Music was once one of the things that mattered to me most in the world. I listened to it full blast, I interpreted it with the pretention of an English professor, I waited breathlessly for album releases that were going to change my life, man, I judged people based on what they listened to, I shared it with anybody who would listen, and, as I got older, I went to innumerable shows in crowded, stinky bars. I, without exaggeration, credit music with saving my life on more than one occasion when I was a teenager.

But now, I really couldn’t care all that much about it. The last new music I bought was two years ago, and it was an album that was fifteen years old at the time. What I predominantly listen to now is the same stuff I listened to when I was in my teens and twenties. I appreciate it, I adore it, but I don’t build as much around it as much as I used to. 

I was thinking of this as I was watching that Hulu show, High Fidelity. Some of the conversations they had made as much sense as me listening to someone talk about computer components or Magic the Gathering cards. It’s the way I’d talk about Doctor Who if people would let me. And I think it’s great. Not the judgment that characters were passing on other characters for what they listened to, but the intensity, the fire. 

I think I lost mine after countless hours in the car with Kate, who was always driving and got to pick the music, most of which I didn’t like. (She did have one song that started an avalanche that greatly expanded my collection, though, and a couple of one-hit wonders I stole from her.) I had to put my hostility away to survive the trips. She was never particularly interested in what I listened to, so I had no one to share my own discoveries with. 
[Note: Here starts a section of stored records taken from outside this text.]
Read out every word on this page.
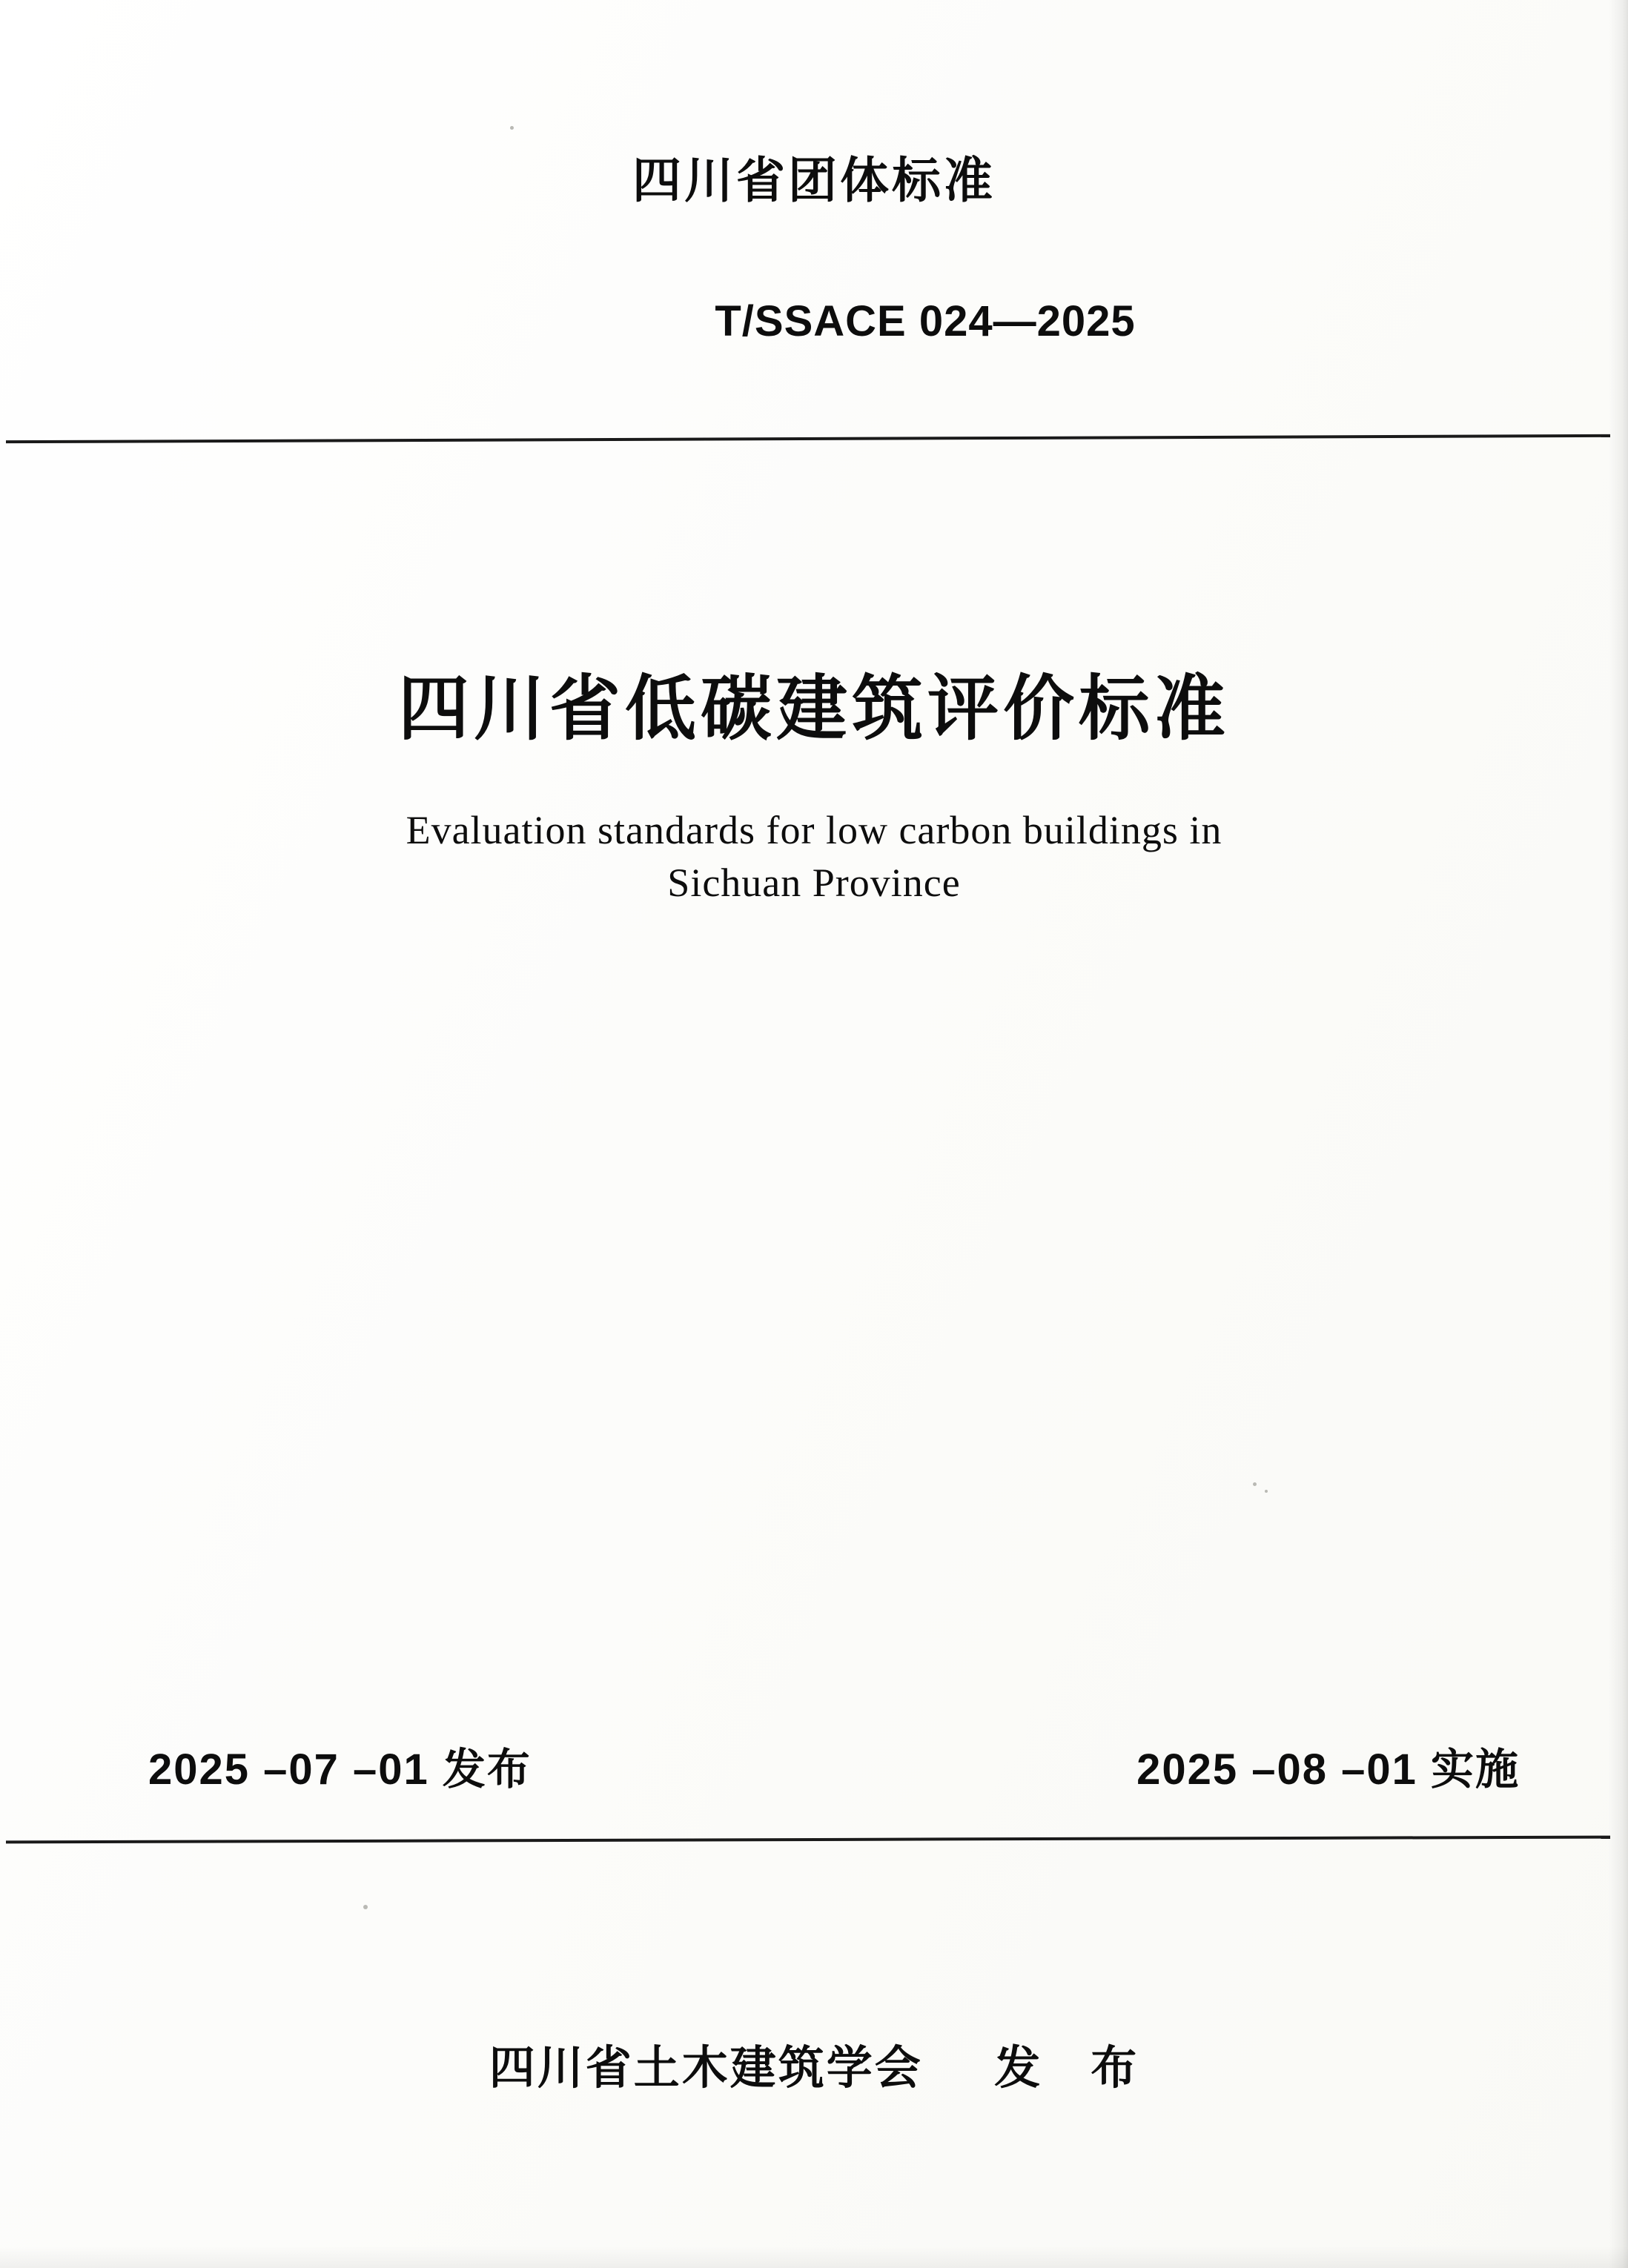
四川省团体标准
T/SSACE 024—2025
四川省低碳建筑评价标准
Evaluation standards for low carbon buildings in
Sichuan Province
2025 –07 –01 发布	2025 –08 –01 实施
四川省土木建筑学会 发　布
And then there was the spirit-breaking I have gotten working retail. Holy crap, is that some bad music. 

Somewhere along the line, I lost the passion for it. I wouldn’t be surprised if some of you have been nodding along, saying, “Yup, that’s what getting older does.” I never lost my passion for comic books or action movies (I have lost it for cartoons, though), so I wonder, why music? Why did that have to shrivel up? It’s not because I’m an adult because I am a terrible adult. 

I’ll never understand it, so I guess I’ll just listen to some more nineties-era grunge, go to work, and tend to my teenager (who has four legs and is covered in fur).